Leadership versus management — conflict, innovation and synthesis

LeadershipVManagement.jpg

Leadership and management are closely entwined, but there is a fundamental difference between them. Understandably the lines get blurred because great leaders are often also very good managers — but not always.

Being a great manager does not automatically make you a great leader. Leadership is about the progressive endeavour to renew and create, whereas good management can simply be about the preservation of what works. This can be a source of conflict in many organisations because great leaders are visionaries, whereas managers are most often firstly concerned with the task of maintaining optimal operations. The gap between these two goals can be wide and treacherous.

Business academic and author Clayton Christensen delineates this distinction perfectly in his landmark book The Innovator’s Dilemma, by exploring the often conflicting demands between a future punctuated by disruptive innovation and a present marked by the dictates of solid management principles.

Writing in 1997 against the backdrop of major changes in the computer industry, Christensen’s research delves into the paradox of why industry-leading companies fail:

It shows that in the cases of well-managed firms ... good management was the most powerful reason they failed to stay atop their industries. Precisely because these firms listened to their customers, invested aggressively in new technologies that would provide their customers more and better products of the sort they wanted, and because they carefully studied market trends and systematically allocated investment capital to innovations that promised the best returns, they lost their positions of leadership.

 It’s a conclusion that hardly makes sense on the face of it, but is at the heart of the innovator’s dilemma: “...how executives can simultaneously do what is right for the near-term health of their established businesses, while focusing adequate resources on the disruptive technologies that ultimately could lead to their downfall.”

Twenty-one years later and the disruptive technologies Christensen was talking about in his book have only accelerated to become an even bigger X-factor for businesses. It could be argued that imaginative, visionary leadership is even more crucial in 2018 than it was in 1997, with almost every industry confronted by a tsunami of change in the shape of technologies such as blockchain, artificial intelligence and the Internet of Things.
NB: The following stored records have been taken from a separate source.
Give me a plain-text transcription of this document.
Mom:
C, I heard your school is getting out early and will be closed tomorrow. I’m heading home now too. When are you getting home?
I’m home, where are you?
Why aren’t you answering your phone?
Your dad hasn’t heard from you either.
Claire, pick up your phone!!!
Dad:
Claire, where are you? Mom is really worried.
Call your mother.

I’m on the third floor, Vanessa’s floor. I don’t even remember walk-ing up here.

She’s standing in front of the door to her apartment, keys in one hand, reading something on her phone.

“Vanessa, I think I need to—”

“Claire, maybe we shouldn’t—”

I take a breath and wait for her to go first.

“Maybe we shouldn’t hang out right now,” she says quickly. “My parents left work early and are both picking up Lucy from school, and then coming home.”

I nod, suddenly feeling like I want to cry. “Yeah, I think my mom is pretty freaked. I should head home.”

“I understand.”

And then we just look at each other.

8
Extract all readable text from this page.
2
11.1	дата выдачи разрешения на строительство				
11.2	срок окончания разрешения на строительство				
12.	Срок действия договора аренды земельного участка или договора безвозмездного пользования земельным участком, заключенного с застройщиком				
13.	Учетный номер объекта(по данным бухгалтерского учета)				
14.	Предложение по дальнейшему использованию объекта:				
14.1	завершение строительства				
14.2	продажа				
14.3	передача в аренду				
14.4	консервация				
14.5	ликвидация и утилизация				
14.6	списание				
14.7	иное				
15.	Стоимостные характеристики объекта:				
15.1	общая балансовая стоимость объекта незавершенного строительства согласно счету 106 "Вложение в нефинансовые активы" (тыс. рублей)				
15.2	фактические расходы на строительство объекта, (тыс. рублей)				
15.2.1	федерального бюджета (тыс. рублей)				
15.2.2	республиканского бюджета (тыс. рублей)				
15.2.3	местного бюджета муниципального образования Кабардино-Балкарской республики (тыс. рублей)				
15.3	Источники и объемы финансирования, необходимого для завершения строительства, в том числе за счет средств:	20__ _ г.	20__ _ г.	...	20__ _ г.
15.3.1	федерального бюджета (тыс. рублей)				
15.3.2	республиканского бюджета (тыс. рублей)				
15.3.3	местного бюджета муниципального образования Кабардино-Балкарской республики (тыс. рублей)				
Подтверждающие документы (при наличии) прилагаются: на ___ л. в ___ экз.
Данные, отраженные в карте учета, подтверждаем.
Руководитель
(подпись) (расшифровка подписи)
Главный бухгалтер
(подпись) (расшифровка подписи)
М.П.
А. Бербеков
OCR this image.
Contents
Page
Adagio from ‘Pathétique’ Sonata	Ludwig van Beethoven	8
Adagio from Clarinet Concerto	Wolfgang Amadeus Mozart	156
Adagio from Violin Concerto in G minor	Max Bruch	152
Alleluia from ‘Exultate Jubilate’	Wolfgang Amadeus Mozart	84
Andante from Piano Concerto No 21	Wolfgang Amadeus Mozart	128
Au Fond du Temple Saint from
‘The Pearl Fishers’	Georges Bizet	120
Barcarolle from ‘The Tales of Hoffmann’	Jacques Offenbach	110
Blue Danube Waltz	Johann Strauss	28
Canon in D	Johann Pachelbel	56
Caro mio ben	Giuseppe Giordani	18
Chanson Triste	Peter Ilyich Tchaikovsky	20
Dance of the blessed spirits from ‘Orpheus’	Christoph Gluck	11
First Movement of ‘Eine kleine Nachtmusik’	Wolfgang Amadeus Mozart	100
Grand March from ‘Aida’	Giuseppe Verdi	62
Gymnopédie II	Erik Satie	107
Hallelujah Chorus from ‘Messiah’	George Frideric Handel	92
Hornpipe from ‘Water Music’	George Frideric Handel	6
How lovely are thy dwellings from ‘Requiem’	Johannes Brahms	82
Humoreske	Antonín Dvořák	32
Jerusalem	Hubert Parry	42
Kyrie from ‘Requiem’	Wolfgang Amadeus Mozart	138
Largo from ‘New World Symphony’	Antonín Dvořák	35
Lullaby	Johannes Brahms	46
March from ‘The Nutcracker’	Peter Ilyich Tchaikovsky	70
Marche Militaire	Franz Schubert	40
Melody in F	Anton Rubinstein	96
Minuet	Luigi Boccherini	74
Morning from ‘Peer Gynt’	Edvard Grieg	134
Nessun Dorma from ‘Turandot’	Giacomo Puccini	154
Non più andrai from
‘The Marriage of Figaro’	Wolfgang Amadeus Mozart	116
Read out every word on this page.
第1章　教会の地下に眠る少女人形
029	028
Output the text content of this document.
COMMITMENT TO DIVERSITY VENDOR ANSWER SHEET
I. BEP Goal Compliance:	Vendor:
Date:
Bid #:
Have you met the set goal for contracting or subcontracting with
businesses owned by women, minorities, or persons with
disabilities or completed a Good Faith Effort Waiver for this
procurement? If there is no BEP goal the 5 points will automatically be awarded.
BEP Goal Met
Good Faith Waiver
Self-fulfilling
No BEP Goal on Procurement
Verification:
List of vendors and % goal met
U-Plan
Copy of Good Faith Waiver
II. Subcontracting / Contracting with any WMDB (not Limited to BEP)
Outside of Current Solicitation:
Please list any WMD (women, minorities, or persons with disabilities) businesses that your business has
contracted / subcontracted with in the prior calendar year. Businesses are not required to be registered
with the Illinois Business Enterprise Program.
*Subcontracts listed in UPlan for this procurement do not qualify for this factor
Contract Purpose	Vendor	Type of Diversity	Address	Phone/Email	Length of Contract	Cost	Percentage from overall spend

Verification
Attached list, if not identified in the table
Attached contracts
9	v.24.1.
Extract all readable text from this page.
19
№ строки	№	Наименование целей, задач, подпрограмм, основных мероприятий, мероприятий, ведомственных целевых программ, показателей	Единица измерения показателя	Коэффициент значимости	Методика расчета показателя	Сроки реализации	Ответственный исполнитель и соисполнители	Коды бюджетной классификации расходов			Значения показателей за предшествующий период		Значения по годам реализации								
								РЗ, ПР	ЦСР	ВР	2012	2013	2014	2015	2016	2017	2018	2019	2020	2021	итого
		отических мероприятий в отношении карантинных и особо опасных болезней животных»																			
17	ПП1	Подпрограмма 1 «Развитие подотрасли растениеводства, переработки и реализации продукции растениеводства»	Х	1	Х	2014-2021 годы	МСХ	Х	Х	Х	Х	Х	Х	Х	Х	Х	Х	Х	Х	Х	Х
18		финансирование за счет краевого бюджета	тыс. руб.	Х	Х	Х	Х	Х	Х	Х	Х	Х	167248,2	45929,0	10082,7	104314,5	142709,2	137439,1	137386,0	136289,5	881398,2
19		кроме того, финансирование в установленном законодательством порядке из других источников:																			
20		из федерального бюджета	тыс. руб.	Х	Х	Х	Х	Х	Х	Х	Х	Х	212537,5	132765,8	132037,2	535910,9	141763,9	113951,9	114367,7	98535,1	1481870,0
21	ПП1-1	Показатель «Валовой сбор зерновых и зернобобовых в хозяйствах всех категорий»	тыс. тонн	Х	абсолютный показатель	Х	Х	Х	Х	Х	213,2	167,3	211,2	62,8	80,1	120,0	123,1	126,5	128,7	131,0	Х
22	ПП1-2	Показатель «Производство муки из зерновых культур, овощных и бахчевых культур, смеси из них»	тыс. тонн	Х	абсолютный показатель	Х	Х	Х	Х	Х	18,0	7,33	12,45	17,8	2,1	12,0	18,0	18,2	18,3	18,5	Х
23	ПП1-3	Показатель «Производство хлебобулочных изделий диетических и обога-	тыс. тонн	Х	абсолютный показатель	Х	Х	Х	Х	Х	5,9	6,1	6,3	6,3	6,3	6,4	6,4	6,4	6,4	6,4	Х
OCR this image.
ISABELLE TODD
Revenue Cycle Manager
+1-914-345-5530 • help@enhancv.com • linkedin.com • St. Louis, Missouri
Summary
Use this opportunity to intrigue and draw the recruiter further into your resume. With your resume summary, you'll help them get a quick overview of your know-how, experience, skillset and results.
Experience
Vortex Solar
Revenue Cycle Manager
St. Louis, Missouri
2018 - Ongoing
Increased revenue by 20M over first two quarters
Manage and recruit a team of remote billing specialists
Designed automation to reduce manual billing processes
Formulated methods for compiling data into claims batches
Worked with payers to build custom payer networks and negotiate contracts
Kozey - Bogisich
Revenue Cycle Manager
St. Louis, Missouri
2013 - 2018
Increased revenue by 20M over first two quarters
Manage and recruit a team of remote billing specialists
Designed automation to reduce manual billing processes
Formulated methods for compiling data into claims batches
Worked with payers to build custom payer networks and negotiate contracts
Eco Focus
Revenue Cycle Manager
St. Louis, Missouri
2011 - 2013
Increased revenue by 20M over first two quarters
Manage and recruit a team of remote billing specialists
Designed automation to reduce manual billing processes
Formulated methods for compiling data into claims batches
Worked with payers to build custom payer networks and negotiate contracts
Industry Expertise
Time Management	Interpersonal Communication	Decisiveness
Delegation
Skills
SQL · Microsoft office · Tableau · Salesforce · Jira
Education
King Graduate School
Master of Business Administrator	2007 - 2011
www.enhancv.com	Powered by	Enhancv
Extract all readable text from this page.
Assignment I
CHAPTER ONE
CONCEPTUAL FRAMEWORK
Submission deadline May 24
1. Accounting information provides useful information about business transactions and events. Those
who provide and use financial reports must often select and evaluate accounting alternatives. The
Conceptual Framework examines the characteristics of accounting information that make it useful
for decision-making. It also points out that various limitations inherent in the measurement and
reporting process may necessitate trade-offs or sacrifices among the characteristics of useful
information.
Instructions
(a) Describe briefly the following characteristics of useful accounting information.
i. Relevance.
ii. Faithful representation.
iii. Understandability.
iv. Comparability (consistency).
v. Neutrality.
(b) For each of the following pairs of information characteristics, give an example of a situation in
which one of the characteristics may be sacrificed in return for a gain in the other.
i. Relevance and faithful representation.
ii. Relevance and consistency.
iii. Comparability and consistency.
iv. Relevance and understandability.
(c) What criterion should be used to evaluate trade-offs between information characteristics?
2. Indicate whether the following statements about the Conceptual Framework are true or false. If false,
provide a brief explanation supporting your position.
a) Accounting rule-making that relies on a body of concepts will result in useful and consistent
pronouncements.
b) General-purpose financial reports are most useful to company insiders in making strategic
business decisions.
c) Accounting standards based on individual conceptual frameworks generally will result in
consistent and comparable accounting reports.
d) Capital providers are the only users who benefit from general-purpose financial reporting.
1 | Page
Organisations are made up of enablers and disablers; people who pursue the new and people who seek to maintain the old; those who see things as they are and those who see things as they could be. Both play their part. Great leaders understand the need to synthesize these two positions. To encourage the diverse and open exchange of views and ideas. To weigh, balance and test. To be challenged by the intelligence, knowledge and creativity of the team around them.

As Christensen pointed out more than two decades ago, it takes more than just good management for companies to be successful in the face of disruption. It also requires visionary leadership and the courage to walk with others on the journey to fulfil that vision.